Design, development and evaluation of mannosylated oral Amphotericin B nanoparticles for anti-leishmanial therapy: Oral kinetics and macrophage uptake studies

Abstract

BackgroundThe aim of the present research was to develop Mannosylated Amphotericin B nanoparticles (AmB-BSA-MAN NPs) for targeting M-cells in Peyers patch to enhance drug transport across the intestinal epithelial barrier. MethodsBovine serum albumin (BSA) stabilized AmB NPs were prepared using liquid anti-solvent (LAS) precipitation technique, and different in process parameters were optimized using I-Optimal Response Surface Methodology. Lyophilized AmB-BSA NPs were crosslinked with mannose (MAN) via carbodiimide method using 1-Ethyl-3-(3-dimethylaminopropyl)carbodiimide (EDAC). ResultsPrepared NPs were characterized using FT-IR, DSC, XRD, 1H NMR, SEM, and further evaluated for in vitro drug release, macrophage uptake and oral pharmacokinetics studies. FT-IR and 1H NMR results confirmed the compatibility as well as surface grafting of MAN. XRD studies outcomes revealed decreased crystallinity of AmB in the formulation.

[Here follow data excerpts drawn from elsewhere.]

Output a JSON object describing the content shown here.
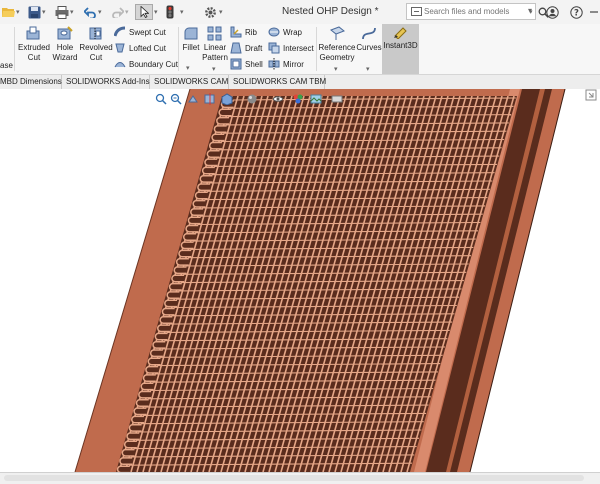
{
  "window": {
    "title": "Nested OHP Design *"
  },
  "search": {
    "placeholder": "Search files and models"
  },
  "ribbon": {
    "partial_label": "ase",
    "extruded_cut": [
      "Extruded",
      "Cut"
    ],
    "hole_wizard": [
      "Hole",
      "Wizard"
    ],
    "revolved_cut": [
      "Revolved",
      "Cut"
    ],
    "swept_cut": "Swept Cut",
    "lofted_cut": "Lofted Cut",
    "boundary_cut": "Boundary Cut",
    "fillet": "Fillet",
    "linear_pattern": [
      "Linear",
      "Pattern"
    ],
    "rib": "Rib",
    "draft": "Draft",
    "shell": "Shell",
    "wrap": "Wrap",
    "intersect": "Intersect",
    "mirror": "Mirror",
    "reference_geometry": [
      "Reference",
      "Geometry"
    ],
    "curves": "Curves",
    "instant3d": "Instant3D"
  },
  "tabs": [
    "MBD Dimensions",
    "SOLIDWORKS Add-Ins",
    "SOLIDWORKS CAM",
    "SOLIDWORKS CAM TBM"
  ],
  "icons": {
    "titlebar": [
      "open-folder-icon",
      "save-icon",
      "print-icon",
      "undo-icon",
      "redo-icon",
      "select-arrow-icon",
      "traffic-light-icon",
      "options-gear-icon"
    ],
    "right": [
      "user-icon",
      "help-icon",
      "minimize-icon"
    ],
    "view_toolbar": [
      "zoom-to-fit-icon",
      "zoom-area-icon",
      "previous-view-icon",
      "section-view-icon",
      "view-orientation-icon",
      "display-style-icon",
      "hide-show-icon",
      "edit-appearance-icon",
      "scene-icon",
      "view-settings-icon"
    ]
  },
  "colors": {
    "copper_dark": "#5a2c1d",
    "copper_mid": "#c06b4d",
    "copper_light": "#d98a6d",
    "tube_line": "#e6a788",
    "ribbon_bg": "#f7f7f7",
    "selected_tool_bg": "#c9c9c9"
  }
}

Fabricated AmB-BSA-MAN NPs were found to be irregular in shape; as confirmed by SEM. The particle size was found to be 303 nm and 352 nm for developed AmB-BSA NPs and AmB-BSA-MAN NPs, respectively. Further, the prepared NPs exhibited superior aqueous solubility and drug release when compared to its pure form. Further, in vitro macrophage uptake of AmB-BSA-MAN NPs in differentiated THP-1 cells was superior to AmB-BSA NPs and AmBisome®, but lesser than Fungizone®. The relative bioavailability of AmB from the prepared AmB-BSA-MAN NPs was found to be 793.2%; fairly higher in contrast to that from the plain AmB. ConclusionOur findings highlight the scope on developing new-fangled oral delivery system for passively targeting M-cells in Peyers patch for more competent and facilitated anti-leishmanial therapy.